Columna publicada en El Líbero, 15.03.2016

El viejo cliché —subestimado en política, por cierto— advierte el problema de las expectativas: mientras más alto se vuele, más dura la caída. La historia nos muestra que proyectos demasiado ambiciosos pueden provocar dolorosos costalazos, no sólo para el que trató de encumbrarse por los aires, sino también para su masa de apoyo, que suele ser, a la vez, la base electoral necesaria para mantener al líder en pie.

Es el caso, por supuesto, de la actual Presidenta, y también el de Marco Enríquez-Ominami, quien probablemente sufrirá en las próximas semanas el flagelo de algo más grave que la pérdida de popularidad: la pérdida de la confianza por parte de la ciudadanía.

Hace poco más de un año, MEO tenía mucho que celebrar. Mientras el gobierno sufría las fatalidades de una temprana fatiga de material —Caval aún no era tema—, el heredero de Carlos Ominami se posicionaba como el político mejor evaluado, según la Encuesta CEP de noviembre de 2014. Y él, como buen animal político, estaba dispuesto a sacarle el jugo a su título, al punto de llegar a plantear en una entrevista: “Ofrezco mi capital político a disposición de Bachelet”. MEO intuía que el camino más corto para llegar a La Moneda era acortar distancia con ciertos sectores de la ex Concertación y volver al mainstream de la izquierda, quizás como ministro en una cartera con alta visibilidad. Tantos años en el destierro tenían que servir para algo.

Sin embargo, 15 meses después, el escenario se ha vuelto completamente agraz para el personaje. Crisis tras crisis, la dinastía de los Ominami se ha enredado en complejas explicaciones —ante los Tribunales y los medios— sobre diversos asuntos relativos a las campañas electorales, y las confusas relaciones con capitales cubanos, venezolanos y, ahora, brasileños.

En este sentido, la enrevesada relación con el cuestionado ex Presidente Lula Da Silva, y el escándalo del avión facilitado por la también cuestionada empresa OAS, no es más que una metáfora: Enríquez-Ominami sencillamente no ha entendido cómo funcionan las reglas. Las tardías, breves y esquivas reacciones de su entorno confirman que MEO no le ha tomado el peso a lo que significa ser autoridad, ni ha demostrado respeto alguno por el ideal republicano. Un aspirante a líder político no puede estar dando explicaciones todo el tiempo, y si debe hacerlo, no puede escudarse en lugares comunes como “mientras más me disparan, más fuerzas gana el progresismo”. Tal vez esa cuña pudiera haber hecho sentido en épocas anteriores, pero hoy —con una ciudadanía más empoderada, y con rabia declarada contra los abusos— sólo provoca tirria y desazón.

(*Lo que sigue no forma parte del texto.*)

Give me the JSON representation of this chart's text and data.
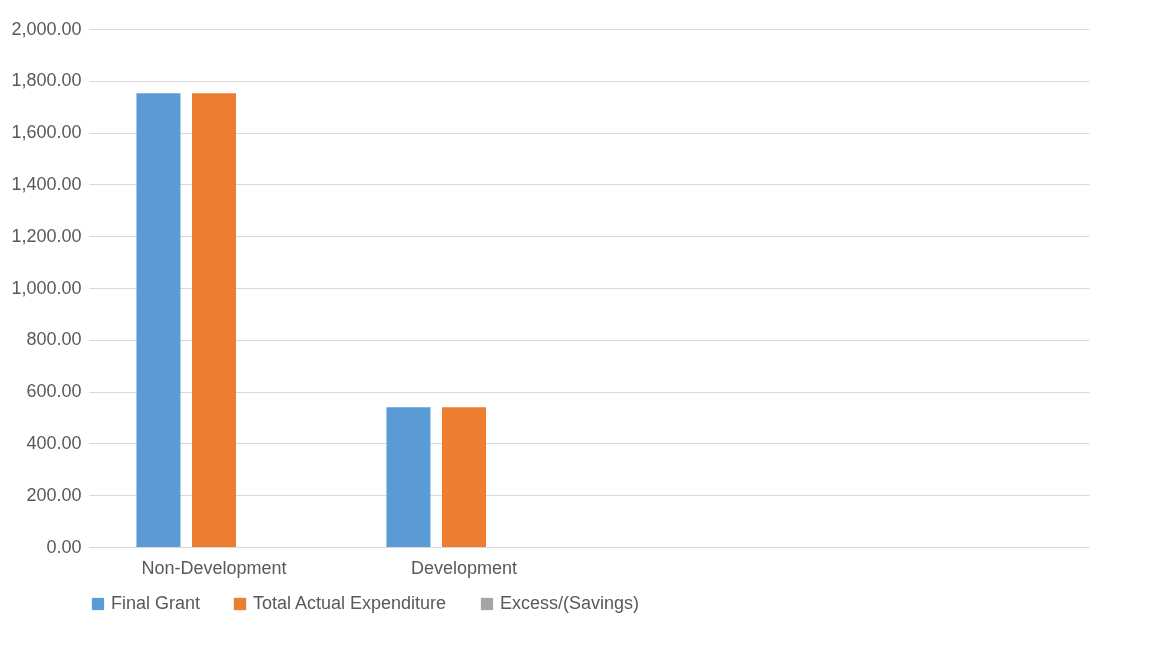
{
  "chart_data": {
    "type": "bar",
    "categories": [
      "Non-Development",
      "Development",
      null,
      null
    ],
    "series": [
      {
        "name": "Final Grant",
        "color": "#5b9bd5",
        "values": [
          1752,
          540,
          null,
          null
        ]
      },
      {
        "name": "Total Actual Expenditure",
        "color": "#ed7d31",
        "values": [
          1752,
          540,
          null,
          null
        ]
      },
      {
        "name": "Excess/(Savings)",
        "color": "#a5a5a5",
        "values": [
          0,
          0,
          null,
          null
        ]
      }
    ],
    "ylim": [
      0,
      2000
    ],
    "yticks": [
      {
        "value": 0,
        "label": "0.00"
      },
      {
        "value": 200,
        "label": "200.00"
      },
      {
        "value": 400,
        "label": "400.00"
      },
      {
        "value": 600,
        "label": "600.00"
      },
      {
        "value": 800,
        "label": "800.00"
      },
      {
        "value": 1000,
        "label": "1,000.00"
      },
      {
        "value": 1200,
        "label": "1,200.00"
      },
      {
        "value": 1400,
        "label": "1,400.00"
      },
      {
        "value": 1600,
        "label": "1,600.00"
      },
      {
        "value": 1800,
        "label": "1,800.00"
      },
      {
        "value": 2000,
        "label": "2,000.00"
      }
    ],
    "grid": "y",
    "legend": "bottom"
  }
}
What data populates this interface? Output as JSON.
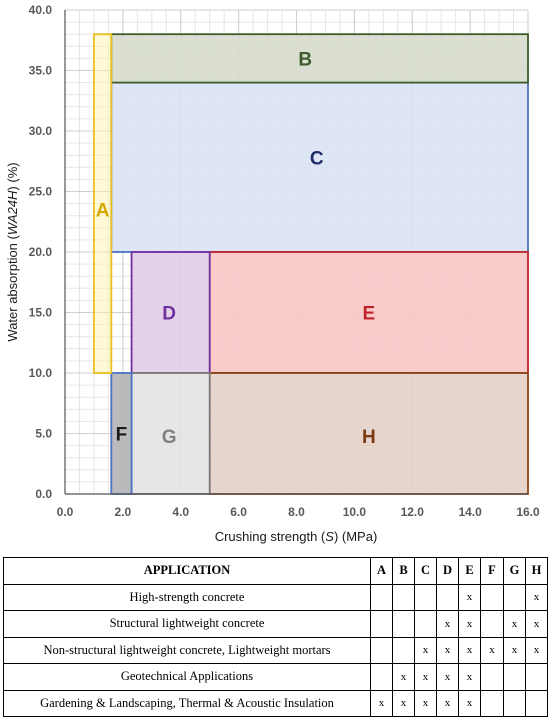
{
  "chart_data": {
    "type": "region-map",
    "xlabel_parts": [
      "Crushing strength (",
      "S",
      ") (MPa)"
    ],
    "ylabel_parts": [
      "Water absorption (",
      "WA24H",
      ") (%)"
    ],
    "xlim": [
      0,
      16
    ],
    "ylim": [
      0,
      40
    ],
    "x_ticks": [
      0,
      2,
      4,
      6,
      8,
      10,
      12,
      14,
      16
    ],
    "y_ticks": [
      0,
      5,
      10,
      15,
      20,
      25,
      30,
      35,
      40
    ],
    "x_tick_labels": [
      "0.0",
      "2.0",
      "4.0",
      "6.0",
      "8.0",
      "10.0",
      "12.0",
      "14.0",
      "16.0"
    ],
    "y_tick_labels": [
      "0.0",
      "5.0",
      "10.0",
      "15.0",
      "20.0",
      "25.0",
      "30.0",
      "35.0",
      "40.0"
    ],
    "grid": true,
    "minor_grid_step_x": 0.5,
    "minor_grid_step_y": 1,
    "regions": [
      {
        "label": "C",
        "x0": 1.6,
        "x1": 16,
        "y0": 20,
        "y1": 34,
        "fill": "#dae3f5",
        "stroke": "#4a72c4",
        "text": "#1f2d6a",
        "label_x": 8.7,
        "label_y": 27.8
      },
      {
        "label": "B",
        "x0": 1.6,
        "x1": 16,
        "y0": 34,
        "y1": 38,
        "fill": "#d6dccd",
        "stroke": "#3d5a2a",
        "text": "#3d5a2a",
        "label_x": 8.3,
        "label_y": 36
      },
      {
        "label": "E",
        "x0": 5,
        "x1": 16,
        "y0": 10,
        "y1": 20,
        "fill": "#f8c6c6",
        "stroke": "#c0242a",
        "text": "#c0242a",
        "label_x": 10.5,
        "label_y": 15
      },
      {
        "label": "D",
        "x0": 2.3,
        "x1": 5,
        "y0": 10,
        "y1": 20,
        "fill": "#e0cde8",
        "stroke": "#7030a0",
        "text": "#7030a0",
        "label_x": 3.6,
        "label_y": 15
      },
      {
        "label": "H",
        "x0": 5,
        "x1": 16,
        "y0": 0,
        "y1": 10,
        "fill": "#e4d2c8",
        "stroke": "#8b4513",
        "text": "#7b3a12",
        "label_x": 10.5,
        "label_y": 4.8
      },
      {
        "label": "G",
        "x0": 2.3,
        "x1": 5,
        "y0": 0,
        "y1": 10,
        "fill": "#e3e3e3",
        "stroke": "#7a7a7a",
        "text": "#7f7f7f",
        "label_x": 3.6,
        "label_y": 4.8
      },
      {
        "label": "F",
        "x0": 1.6,
        "x1": 2.3,
        "y0": 0,
        "y1": 10,
        "fill": "#b4b4b4",
        "stroke": "#4a72c4",
        "text": "#1a1a1a",
        "label_x": 1.95,
        "label_y": 5
      },
      {
        "label": "A",
        "x0": 1.0,
        "x1": 1.6,
        "y0": 10,
        "y1": 38,
        "fill": "rgba(255,242,170,0.55)",
        "stroke": "#e8c020",
        "text": "#d4a800",
        "label_x": 1.3,
        "label_y": 23.5
      }
    ]
  },
  "table": {
    "header": "APPLICATION",
    "columns": [
      "A",
      "B",
      "C",
      "D",
      "E",
      "F",
      "G",
      "H"
    ],
    "rows": [
      {
        "label": "High-strength concrete",
        "marks": [
          "",
          "",
          "",
          "",
          "x",
          "",
          "",
          "x"
        ]
      },
      {
        "label": "Structural lightweight concrete",
        "marks": [
          "",
          "",
          "",
          "x",
          "x",
          "",
          "x",
          "x"
        ]
      },
      {
        "label": "Non-structural lightweight concrete, Lightweight mortars",
        "marks": [
          "",
          "",
          "x",
          "x",
          "x",
          "x",
          "x",
          "x"
        ]
      },
      {
        "label": "Geotechnical Applications",
        "marks": [
          "",
          "x",
          "x",
          "x",
          "x",
          "",
          "",
          ""
        ]
      },
      {
        "label": "Gardening & Landscaping, Thermal & Acoustic Insulation",
        "marks": [
          "x",
          "x",
          "x",
          "x",
          "x",
          "",
          "",
          ""
        ]
      }
    ]
  }
}
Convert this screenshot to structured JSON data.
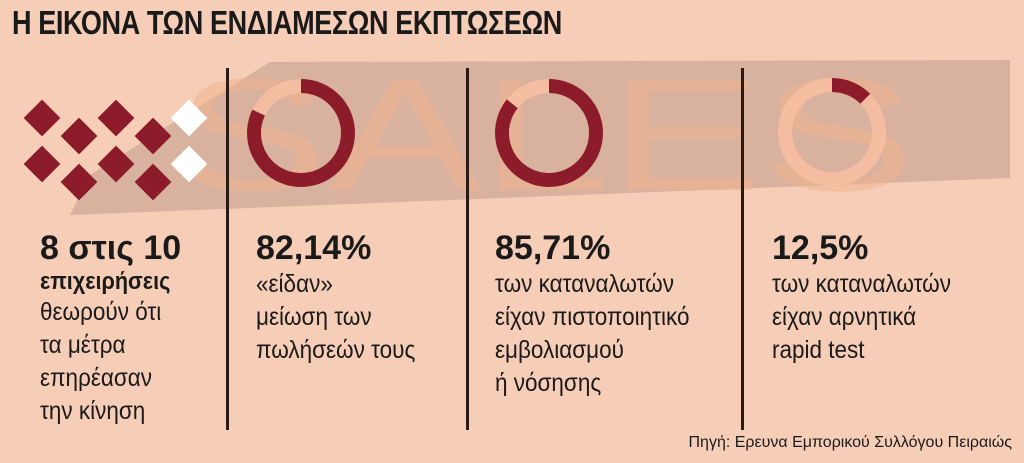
{
  "title": "Η ΕΙΚΟΝΑ ΤΩΝ ΕΝΔΙΑΜΕΣΩΝ ΕΚΠΤΩΣΕΩΝ",
  "watermark": "SALES",
  "source": "Πηγή: Ερευνα Εμπορικού Συλλόγου Πειραιώς",
  "colors": {
    "background": "#f6cdb6",
    "accent": "#8c1c2a",
    "track": "#f7bfa1",
    "band": "#c09a8d"
  },
  "stats": [
    {
      "value": "8 στις 10",
      "bold_line": "επιχειρήσεις",
      "lines": [
        "θεωρούν ότι",
        "τα μέτρα",
        "επηρέασαν",
        "την κίνηση"
      ]
    },
    {
      "value": "82,14%",
      "lines": [
        "«είδαν»",
        "μείωση των",
        "πωλήσεών τους"
      ]
    },
    {
      "value": "85,71%",
      "lines": [
        "των καταναλωτών",
        "είχαν πιστοποιητικό",
        "εμβολιασμού",
        "ή νόσησης"
      ]
    },
    {
      "value": "12,5%",
      "lines": [
        "των καταναλωτών",
        "είχαν αρνητικά",
        "rapid test"
      ]
    }
  ],
  "chart_data": [
    {
      "type": "pictogram",
      "total": 10,
      "highlighted": 8,
      "label": "8 στις 10"
    },
    {
      "type": "pie",
      "values": [
        82.14,
        17.86
      ],
      "label": "82,14%"
    },
    {
      "type": "pie",
      "values": [
        85.71,
        14.29
      ],
      "label": "85,71%"
    },
    {
      "type": "pie",
      "values": [
        12.5,
        87.5
      ],
      "label": "12,5%"
    }
  ]
}
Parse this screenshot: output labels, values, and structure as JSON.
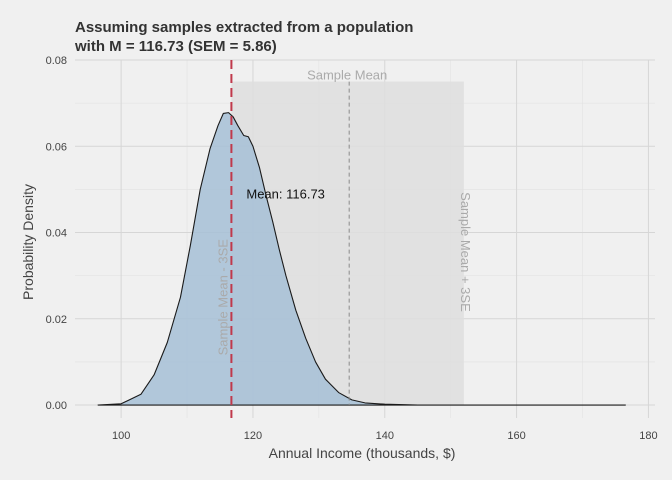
{
  "chart_data": {
    "type": "area",
    "title_line1": "Assuming samples extracted from a population",
    "title_line2": "with M = 116.73 (SEM = 5.86)",
    "xlabel": "Annual Income (thousands, $)",
    "ylabel": "Probability Density",
    "xlim": [
      93,
      181
    ],
    "ylim": [
      -0.003,
      0.08
    ],
    "x_ticks": [
      100,
      120,
      140,
      160,
      180
    ],
    "y_ticks": [
      0.0,
      0.02,
      0.04,
      0.06,
      0.08
    ],
    "x_tick_labels": [
      "100",
      "120",
      "140",
      "160",
      "180"
    ],
    "y_tick_labels": [
      "0.00",
      "0.02",
      "0.04",
      "0.06",
      "0.08"
    ],
    "grid": true,
    "density": {
      "x": [
        96.5,
        100,
        103,
        105,
        107,
        109,
        110.5,
        112,
        113.5,
        114.7,
        115.5,
        116.3,
        117,
        117.7,
        118.6,
        119.3,
        120,
        121,
        122,
        123,
        124,
        125,
        126.5,
        128,
        129.5,
        131,
        133,
        135,
        137,
        140,
        145,
        150,
        160,
        176.5
      ],
      "y": [
        0.0,
        0.0003,
        0.0025,
        0.007,
        0.0145,
        0.025,
        0.037,
        0.05,
        0.0595,
        0.0648,
        0.0676,
        0.0678,
        0.0668,
        0.0648,
        0.0625,
        0.0622,
        0.06,
        0.055,
        0.0485,
        0.0425,
        0.036,
        0.03,
        0.022,
        0.0155,
        0.01,
        0.006,
        0.0029,
        0.0012,
        0.0005,
        0.0002,
        0.0,
        0.0,
        0.0,
        0.0
      ],
      "fill_color": "#a6bfd6",
      "line_color": "#1a1a1a"
    },
    "mean_line": {
      "x": 116.73,
      "color": "#c0394b",
      "label": "Mean: 116.73",
      "label_x": 119,
      "label_y": 0.049
    },
    "sample_mean_band": {
      "x_start": 116.73,
      "x_end": 152,
      "y_top": 0.075,
      "color": "#dedede",
      "sample_mean_x": 134.6,
      "top_label": "Sample Mean",
      "left_label": "Sample Mean - 3SE",
      "right_label": "Sample Mean + 3SE"
    }
  }
}
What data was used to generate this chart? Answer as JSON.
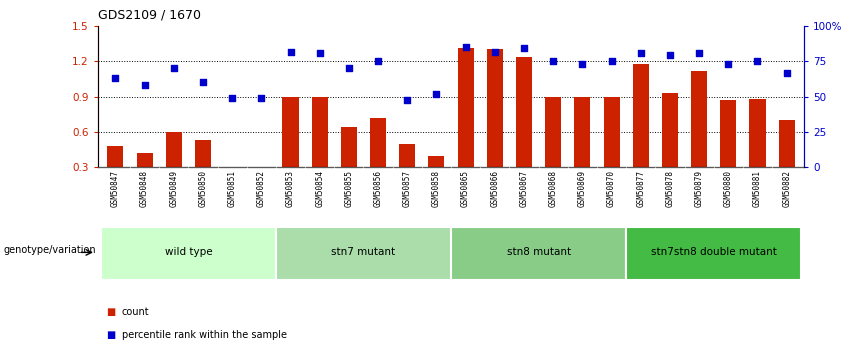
{
  "title": "GDS2109 / 1670",
  "samples": [
    "GSM50847",
    "GSM50848",
    "GSM50849",
    "GSM50850",
    "GSM50851",
    "GSM50852",
    "GSM50853",
    "GSM50854",
    "GSM50855",
    "GSM50856",
    "GSM50857",
    "GSM50858",
    "GSM50865",
    "GSM50866",
    "GSM50867",
    "GSM50868",
    "GSM50869",
    "GSM50870",
    "GSM50877",
    "GSM50878",
    "GSM50879",
    "GSM50880",
    "GSM50881",
    "GSM50882"
  ],
  "bar_values": [
    0.48,
    0.42,
    0.6,
    0.53,
    0.3,
    0.3,
    0.9,
    0.9,
    0.64,
    0.72,
    0.5,
    0.4,
    1.31,
    1.3,
    1.24,
    0.9,
    0.9,
    0.9,
    1.18,
    0.93,
    1.12,
    0.87,
    0.88,
    0.7
  ],
  "dot_values": [
    1.06,
    1.0,
    1.14,
    1.02,
    0.89,
    0.89,
    1.28,
    1.27,
    1.14,
    1.2,
    0.87,
    0.92,
    1.32,
    1.28,
    1.31,
    1.2,
    1.18,
    1.2,
    1.27,
    1.25,
    1.27,
    1.18,
    1.2,
    1.1
  ],
  "groups": [
    {
      "label": "wild type",
      "start": 0,
      "end": 6,
      "color": "#ccffcc"
    },
    {
      "label": "stn7 mutant",
      "start": 6,
      "end": 12,
      "color": "#aaddaa"
    },
    {
      "label": "stn8 mutant",
      "start": 12,
      "end": 18,
      "color": "#88cc88"
    },
    {
      "label": "stn7stn8 double mutant",
      "start": 18,
      "end": 24,
      "color": "#44bb44"
    }
  ],
  "bar_color": "#cc2200",
  "dot_color": "#0000cc",
  "yticks_left": [
    0.3,
    0.6,
    0.9,
    1.2,
    1.5
  ],
  "yticks_right_labels": [
    "0",
    "25",
    "50",
    "75",
    "100%"
  ],
  "yticks_right_vals": [
    0.3,
    0.6,
    0.9,
    1.2,
    1.5
  ],
  "ylim": [
    0.3,
    1.5
  ],
  "bar_bottom": 0.3,
  "ylabel_left_color": "#cc2200",
  "ylabel_right_color": "#0000cc",
  "hlines": [
    0.6,
    0.9,
    1.2
  ],
  "genotype_label": "genotype/variation",
  "legend_count": "count",
  "legend_percentile": "percentile rank within the sample",
  "tick_label_bg": "#d8d8d8",
  "fig_bg": "#ffffff"
}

Se le acaba el partido a Marco Enríquez-Ominami. Juega contra el tiempo, sumando enemigos, y no sólo desde la derecha. Por un lado, tenemos a los sectores más tradicionales de la Nueva Mayoría (los viudos de la vieja Concertación), que ven en esta última crisis el argumento para terminar de invalidar al precandidato, demostrando la decadencia que significaría, para el sector, llevar a un abanderado con tantas pifias. Por otro lado, está el mismo PRO, quien en este capítulo asume el rol del empedrado (la primera reacción de MEO fue echarle la culpa al partido que él fundó), y que difícilmente podrá despegar si no se desmarca de un líder que causa más dolores de cabeza que aportes. Y, por último, está la propia ciudadanía: es probable que ella comience a volverse contra Enríquez-Ominami, olvidando el fanatismo que alguna vez tuvo por el hijo de Miguel Enríquez.

Si el estudio de la opinión pública nos ha enseñado algo durante los últimos años es que su beneplácito no es incondicional. Hoy, más que nunca, el electorado está dispuesto a fustigar apoyos por conductas reprochables, como el hecho de haber utilizado un avión brasileño por meses, de forma bastante irregular, y declarando por ello apenas $6 millones como gasto electoral. Frente a destapes como éste, no hay perdón que valga.